L’Etat doit sensibiliser à la pratique de l’IE. C’est incontournable. Il doit proposer des formations à nos étudiants et aux professionnels, poursuivre et accentuer le travail de sensibilisation en cohérence avec sa politique d'intelligence économique territoriale.

La garantie de la sécurisation et de la compétitivité des secteurs stratégiques préalablement identifiés par l’Etat est indispensable. Elle passe par le jeu de la collaboration avec les entreprises, où l’Etat devient le transmetteur des informations nécessaires à leur développement.

Mais surtout, la puissance publique est tenue d’avoir un positionnement pro-actif en termes d'influence. Nous sommes soumis aux contraintes de la globalisation. Plutôt que de les subir, agissons.

Un rapprochement de la France de toutes les organisations internationales, multilatérales ou européennes à vocation économique et financières (OMC, OCDE, FMI...) qui dictent les règles du jeu, est inévitable. En faisant entendre la voix de la France, en participant à l'activité normative, nos entreprises bénéficieront d'une compétitivité égale à leurs concurrents internationaux. Cette présence dans les organisations internationales, espace d'informations ouvert, est également essentielle en termes stratégiques. Il s’agit pour nos représentants de penser Intelligence Economique en faisant de l'influence au profit de l'équipe France, en collectant l'information utile etpertinente sur nos concurrents, sur l'environnement, sur les futures normes qui permettront à notre économie d'anticiper.

Mais surtout, notre pays bénéficie encore d'un rayonnement culturel sur lequel il doit s'appuyer. Travaillons avec notre réseau de la francophonie. Imposons nos modes de pensée, nos ressorts culturels et nos visions. Non seulement, nous maintiendrons notre identité industrielle et culturelle, mais nous façonnerons aussi les marchés à notre image. Nos entreprises seront davantage en capacité de dominer la concurrence car ce seront nos normes qui seront imposées.

Enfin, militons pour une politique d'Intelligence économique communautaire, même si aujourd'hui à Bruxelles la conception française est encore trop perçue comme un patriotisme économique. La France a besoin d'une Europe forte et il faut que chaque Etat sorte d'une logique purement nationale.

 

Que pensez-vous de la notion actuelle du Secret des affaires ?

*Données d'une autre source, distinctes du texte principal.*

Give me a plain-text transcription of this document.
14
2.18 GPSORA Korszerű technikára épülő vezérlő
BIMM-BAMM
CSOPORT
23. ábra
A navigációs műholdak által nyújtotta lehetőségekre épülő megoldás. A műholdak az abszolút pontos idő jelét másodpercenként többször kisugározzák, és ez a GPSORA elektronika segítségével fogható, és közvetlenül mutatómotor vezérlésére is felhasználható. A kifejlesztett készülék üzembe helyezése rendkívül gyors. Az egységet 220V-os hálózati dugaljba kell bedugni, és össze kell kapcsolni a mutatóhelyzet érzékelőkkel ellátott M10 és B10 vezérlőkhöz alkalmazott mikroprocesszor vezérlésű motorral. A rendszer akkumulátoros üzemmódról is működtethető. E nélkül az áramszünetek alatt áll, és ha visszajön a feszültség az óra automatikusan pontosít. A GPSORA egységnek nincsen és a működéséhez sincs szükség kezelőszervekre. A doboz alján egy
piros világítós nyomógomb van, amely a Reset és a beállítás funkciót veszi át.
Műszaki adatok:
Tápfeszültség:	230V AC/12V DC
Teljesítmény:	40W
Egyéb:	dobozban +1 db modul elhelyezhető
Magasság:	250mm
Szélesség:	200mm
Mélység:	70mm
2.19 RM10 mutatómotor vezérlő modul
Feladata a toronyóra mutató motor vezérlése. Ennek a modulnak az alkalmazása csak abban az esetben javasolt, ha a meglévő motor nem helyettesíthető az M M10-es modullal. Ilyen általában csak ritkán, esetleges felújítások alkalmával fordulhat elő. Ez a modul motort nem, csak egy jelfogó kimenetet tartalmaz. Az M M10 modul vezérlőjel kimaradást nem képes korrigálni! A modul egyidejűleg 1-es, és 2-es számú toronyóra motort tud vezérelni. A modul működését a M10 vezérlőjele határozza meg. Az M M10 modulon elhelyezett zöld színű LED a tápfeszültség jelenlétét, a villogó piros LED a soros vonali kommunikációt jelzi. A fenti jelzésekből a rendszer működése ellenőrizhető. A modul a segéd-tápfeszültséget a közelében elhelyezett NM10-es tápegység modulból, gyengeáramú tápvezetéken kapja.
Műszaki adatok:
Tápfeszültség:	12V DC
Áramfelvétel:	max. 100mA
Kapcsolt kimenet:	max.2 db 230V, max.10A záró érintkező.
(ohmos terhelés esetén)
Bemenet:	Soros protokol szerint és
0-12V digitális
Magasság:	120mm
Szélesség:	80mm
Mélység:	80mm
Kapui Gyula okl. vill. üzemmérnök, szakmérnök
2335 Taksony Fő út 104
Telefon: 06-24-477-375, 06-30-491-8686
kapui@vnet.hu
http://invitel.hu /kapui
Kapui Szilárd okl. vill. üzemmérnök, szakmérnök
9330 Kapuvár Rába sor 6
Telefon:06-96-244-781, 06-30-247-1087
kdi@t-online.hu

Il faut que les parlementaires, notamment ceux de la commission des lois qui travaillent sur le sujet, prennent cette question très au sérieux. Une refonte du droit des affaires s’impose, afin de prendre des mesures adaptées à la défense du secret des affaires.

Une réforme du Code de la procédure civile est nécessaire, à l'image de ce qui est déjà applicable devant l'Autorité de la concurrence où le rapporteur général peut refuser à une partie la communication de pièce mettant en jeu le secret des affaires. Le secret des affaires est donc à redéfinir juridiquement.

 

Nous devons tous nous imprégner de la culture IE et c'est à nous, politiques de choisir pour notre économie cette direction et engager une démarche collective entreprise-Etat. Il en va de notre compétitivité et de nos emplois, c'est un enjeu national, l’intérêt général le commande.